Amazon Prime Day Is Over, But AMZN Stock Is Still a Steal

Amazon.com (AMZN, $113.23) Prime Day has come and gone, but investors can still pick up AMZN stock at a deep, deep money off.

Shares are off by 32% for the year-to-date, lagging the broader market by about 13 percentage points. Rising fears of depression and its the makings impact on retail costs are partly reliable for the selloff. The market’s rotation out of pricey growth stocks and into more value-oriented names is also doing AMZN no favors. See the chart below:

AMZN stock Amazon Prime Day

Right, Amazon is hardly alone when it comes to mega-cap names getting slaughtered in 2022. Where the stock does characterize itself is in its deeply bargain basement priced appraisal, and the mass of Wall Street analysts banging the table for it as a screaming bargain buy.

AMZN’s Elite Consensus Authorize

It’s well known that Sell calls are rare on the Street. For uncommon reasons completely, it’s nearly equally unusual for analysts (as a group, anyway) to bestow natural praise on a name. Indeed, only 25 stocks in the S&P 500 carry a consensus authorize of Strong Buy.

AMZN happens to be one of them. Of the 53 analysts issuing opinions on the stock tracked by S&P Global Market Acumen, 37 rate it at Strong Buy, 13 say Buy, one has it at Hold, one says Sell and one says Strong Sell.

If there is a single point of contract among the many, many AMZN bulls, it’s that shares have been beaten down past the point of reason.

Here’s perhaps the best example of that disconnect: At current levels, Amazon’s cloud-computing affair alone is worth more than the value the market is assigning to the entire company.

Just look at Amazon’s enterprise value, or its hypothetical takeout price that fiscal proclamation for both cash and debt. It stands at $1.09 trillion. Meanwhile, Amazon Web Air force – the company’s quick-growing cloud-computing affair – has an estimated enterprise value by itself of $1.2 trillion to $2 trillion, analysts say. 

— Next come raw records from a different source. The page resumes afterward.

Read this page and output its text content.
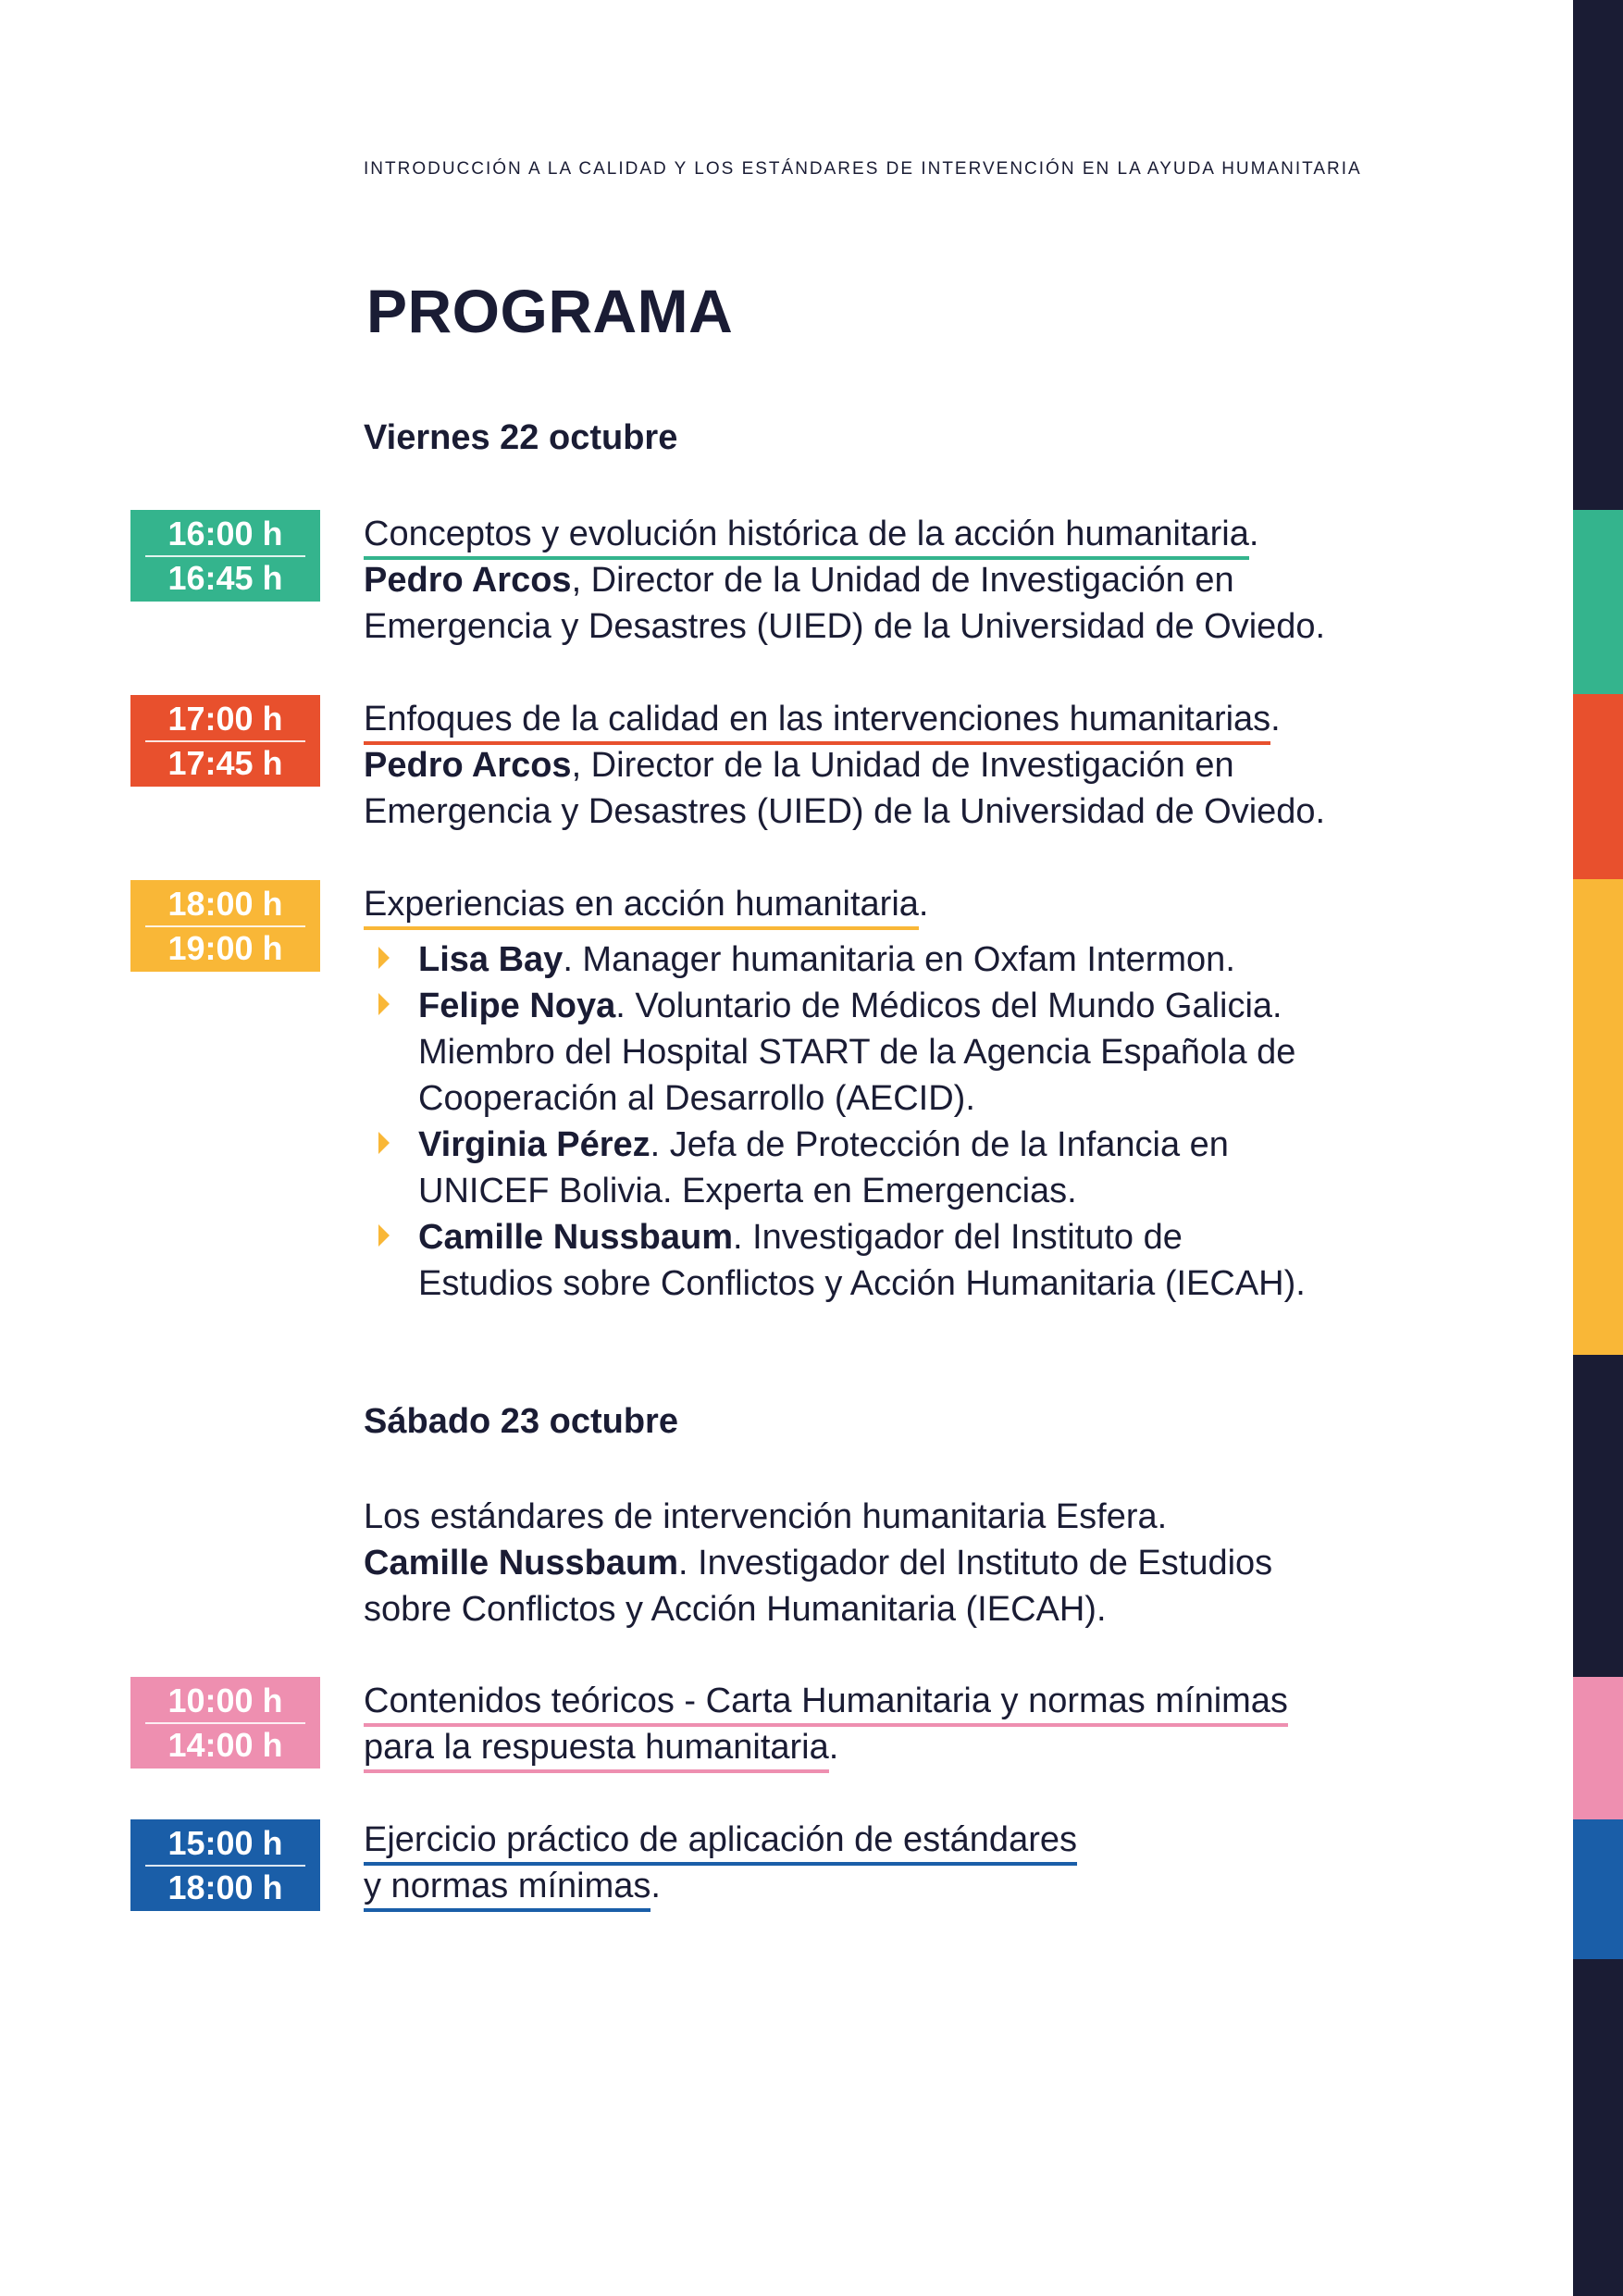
INTRODUCCIÓN A LA CALIDAD Y LOS ESTÁNDARES DE INTERVENCIÓN EN LA AYUDA HUMANITARIA
PROGRAMA
Viernes 22 octubre
16:00 h
16:45 h

Conceptos y evolución histórica de la acción humanitaria.

Pedro Arcos, Director de la Unidad de Investigación en

Emergencia y Desastres (UIED) de la Universidad de Oviedo.

17:00 h
17:45 h

Enfoques de la calidad en las intervenciones humanitarias.

Pedro Arcos, Director de la Unidad de Investigación en

Emergencia y Desastres (UIED) de la Universidad de Oviedo.

18:00 h
19:00 h

Experiencias en acción humanitaria.

Lisa Bay. Manager humanitaria en Oxfam Intermon.
Felipe Noya. Voluntario de Médicos del Mundo Galicia.
Miembro del Hospital START de la Agencia Española de
Cooperación al Desarrollo (AECID).
Virginia Pérez. Jefa de Protección de la Infancia en
UNICEF Bolivia. Experta en Emergencias.
Camille Nussbaum. Investigador del Instituto de
Estudios sobre Conflictos y Acción Humanitaria (IECAH).
Sábado 23 octubre

Los estándares de intervención humanitaria Esfera.

Camille Nussbaum. Investigador del Instituto de Estudios

sobre Conflictos y Acción Humanitaria (IECAH).

10:00 h
14:00 h

Contenidos teóricos - Carta Humanitaria y normas mínimas

para la respuesta humanitaria.

15:00 h
18:00 h

Ejercicio práctico de aplicación de estándares

y normas mínimas.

In other words, if you buy AMZN stock at current levels, you’re getting the retail affair in effect for free. Right, AWS and Amazon’s exposure air force affair are the company’s bright stars, generating outsized growth rates. But retail still fiscal proclamation for more than half of the company’s total sales.

More habitual appraisal metrics tell much the same tale with AMZN stock. Shares change hands at 42 times analysts’ 2023 return per share assess, according to data from YCharts. And yet AMZN has traded at an average forward P/E of 147 over the past five years. 

Paying 42-times probable return might not sound like a bargain on the face of it. But then few companies are forecast to breed average annual EPS growth of more than 40% over the next three to five years. Amazon is. Combine those two estimates, and AMZN offers far better value than the S&P 500.

Analysts Say AMZN Is Primed for Outperformance

Be forewarned that as emotively priced as AMZN stock might be, appraisal is pretty unhelpful as a timing tool. Investors committing fresh capital to the stock should be set to be patient. 

That said, the Street’s collective bullishness suggests AMZN investors won’t have to wait too long to delight in some truly outsized returns. With an average target price of $175.12, analysts give AMZN stock implied upside of a monstrous 55% in the next 12 months or so.